Chocolate Croissants – Pain Au Chocolat

by Editorial Staff

Summary

Prep Time 15 mins
Cook Time 20 mins
Total Time 35 mins
Course Breakfast
Cuisine European
Servings (Default: 1)

Ingredients

  • 1 packet puff pastry (375 g)
  • 1 medium egg yolk mixed with teaspoon water
  • powdered sugar
  • 12 chocolate sticks, dark
Chocolate Croissants – Pain Au Chocolat
Chocolate Croissants – Pain Au Chocolat

Instructions

  1. Preheat the oven to 180 degrees Celsius, line a baking sheet with baking paper
  2. Take the puff pastry out of the packaging with the baking paper, roll it out and brush with the egg yolk-water mixture, then sprinkle with sifted powdered sugar (depending on the sweetness requirement).
  3. Now cut the puff pastry into six strips of the same width, using the chocolate sticks as a measure.

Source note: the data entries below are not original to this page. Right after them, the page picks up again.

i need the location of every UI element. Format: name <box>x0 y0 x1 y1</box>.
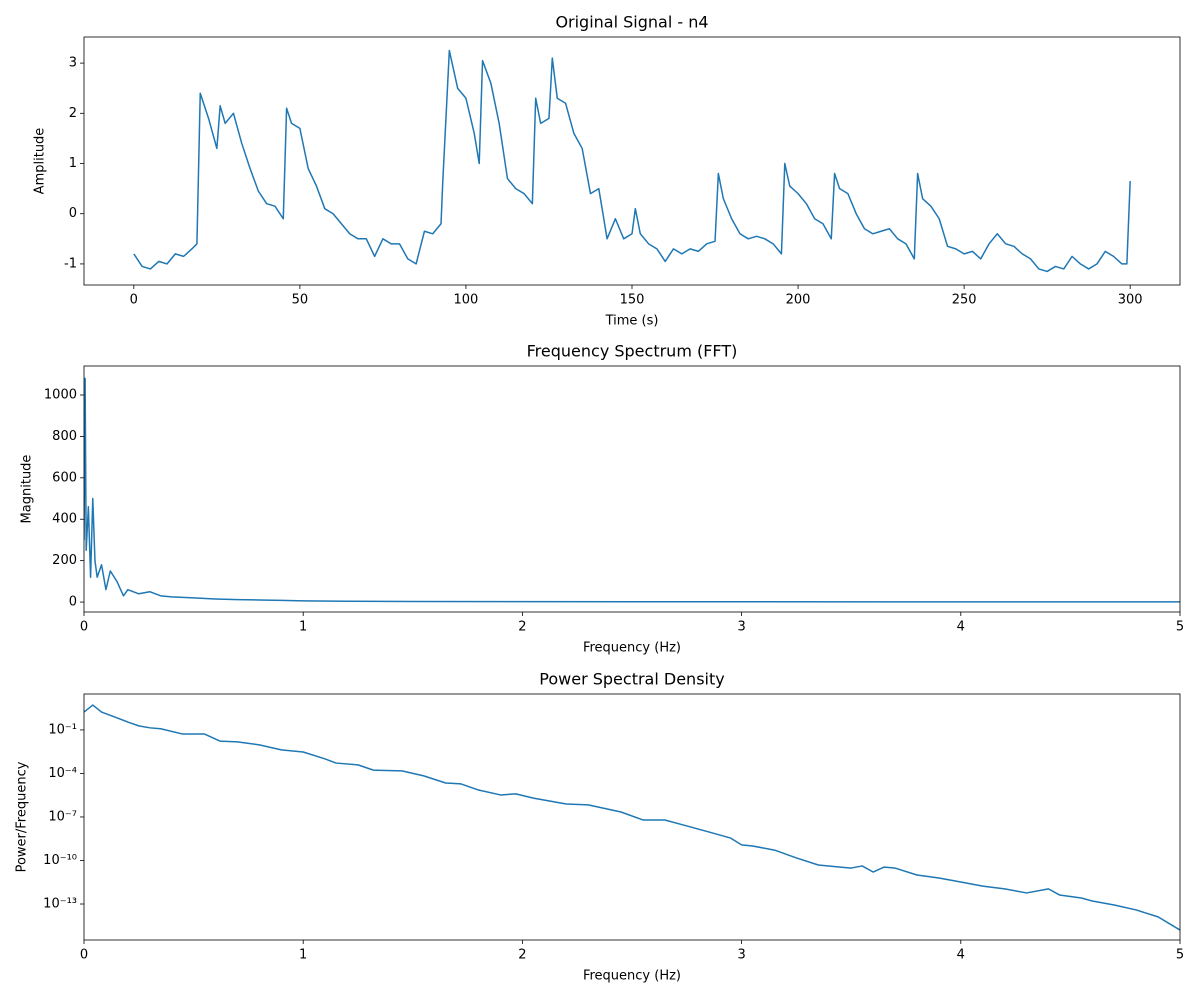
x-tick-label: 100 <box>454 293 479 308</box>
x-tick-label: 50 <box>292 293 309 308</box>
y-axis-label: Power/Frequency <box>15 761 30 872</box>
axes-frame <box>83 693 1181 941</box>
x-tick-label: 150 <box>620 293 645 308</box>
x-tick-label: 3 <box>737 620 745 635</box>
x-axis-label: Frequency (Hz) <box>583 969 681 984</box>
x-tick-label: 5 <box>1176 620 1184 635</box>
axes-frame <box>83 36 1181 286</box>
y-tick-label: 2 <box>69 106 77 121</box>
y-tick-label: -1 <box>64 256 77 271</box>
y-tick-label: 600 <box>52 470 77 485</box>
y-tick-label: 10⁻¹³ <box>43 897 77 912</box>
x-tick-label: 2 <box>518 948 526 963</box>
y-tick-label: 400 <box>52 512 77 527</box>
x-tick-label: 1 <box>299 948 307 963</box>
chart-title: Power Spectral Density <box>539 670 724 689</box>
axes-frame <box>83 365 1181 613</box>
y-axis-label: Amplitude <box>33 128 48 195</box>
x-axis-label: Frequency (Hz) <box>583 641 681 656</box>
y-tick-label: 10⁻¹ <box>48 722 77 737</box>
x-tick-label: 200 <box>786 293 811 308</box>
y-tick-label: 3 <box>69 56 77 71</box>
chart-title: Original Signal - n4 <box>555 13 708 32</box>
y-tick-label: 200 <box>52 553 77 568</box>
y-tick-label: 10⁻¹⁰ <box>43 853 77 868</box>
line-series <box>84 377 1180 603</box>
line-series <box>84 704 1180 931</box>
x-tick-label: 250 <box>952 293 977 308</box>
x-tick-label: 0 <box>80 620 88 635</box>
x-tick-label: 0 <box>80 948 88 963</box>
y-axis-label: Magnitude <box>20 455 35 524</box>
x-tick-label: 4 <box>957 948 965 963</box>
y-tick-label: 10⁻⁴ <box>48 766 77 781</box>
y-tick-label: 1 <box>69 156 77 171</box>
chart-title: Frequency Spectrum (FFT) <box>527 342 738 361</box>
x-tick-label: 3 <box>737 948 745 963</box>
x-tick-label: 0 <box>130 293 138 308</box>
x-tick-label: 2 <box>518 620 526 635</box>
y-tick-label: 800 <box>52 429 77 444</box>
x-tick-label: 300 <box>1118 293 1143 308</box>
y-tick-label: 0 <box>69 206 77 221</box>
y-tick-label: 1000 <box>44 387 77 402</box>
y-tick-label: 0 <box>69 595 77 610</box>
x-tick-label: 4 <box>957 620 965 635</box>
line-series <box>133 49 1131 273</box>
x-tick-label: 5 <box>1176 948 1184 963</box>
x-tick-label: 1 <box>299 620 307 635</box>
y-tick-label: 10⁻⁷ <box>48 809 77 824</box>
x-axis-label: Time (s) <box>605 314 659 329</box>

Place a chocolate stick on each strip 1 cm from the narrow edge of the strip. Fold over the short edge of the pastry and press down lightly. From there, leave several cm of space to the second chocolate stick. Carefully fold the short piece of dough over the second chocolate stick and press the dough between the two pieces of chocolate and roll it up to the end. Ideally, the dough sheet ends where the beginning of the sheet is, so that three layers of dough can be seen on the underside.
  4. Place the finished chocolate croissants on the baking sheet with enough space between them and brush with the remaining egg yolk and water mixture. Bake for about 20 minutes at 180 degrees (fan oven).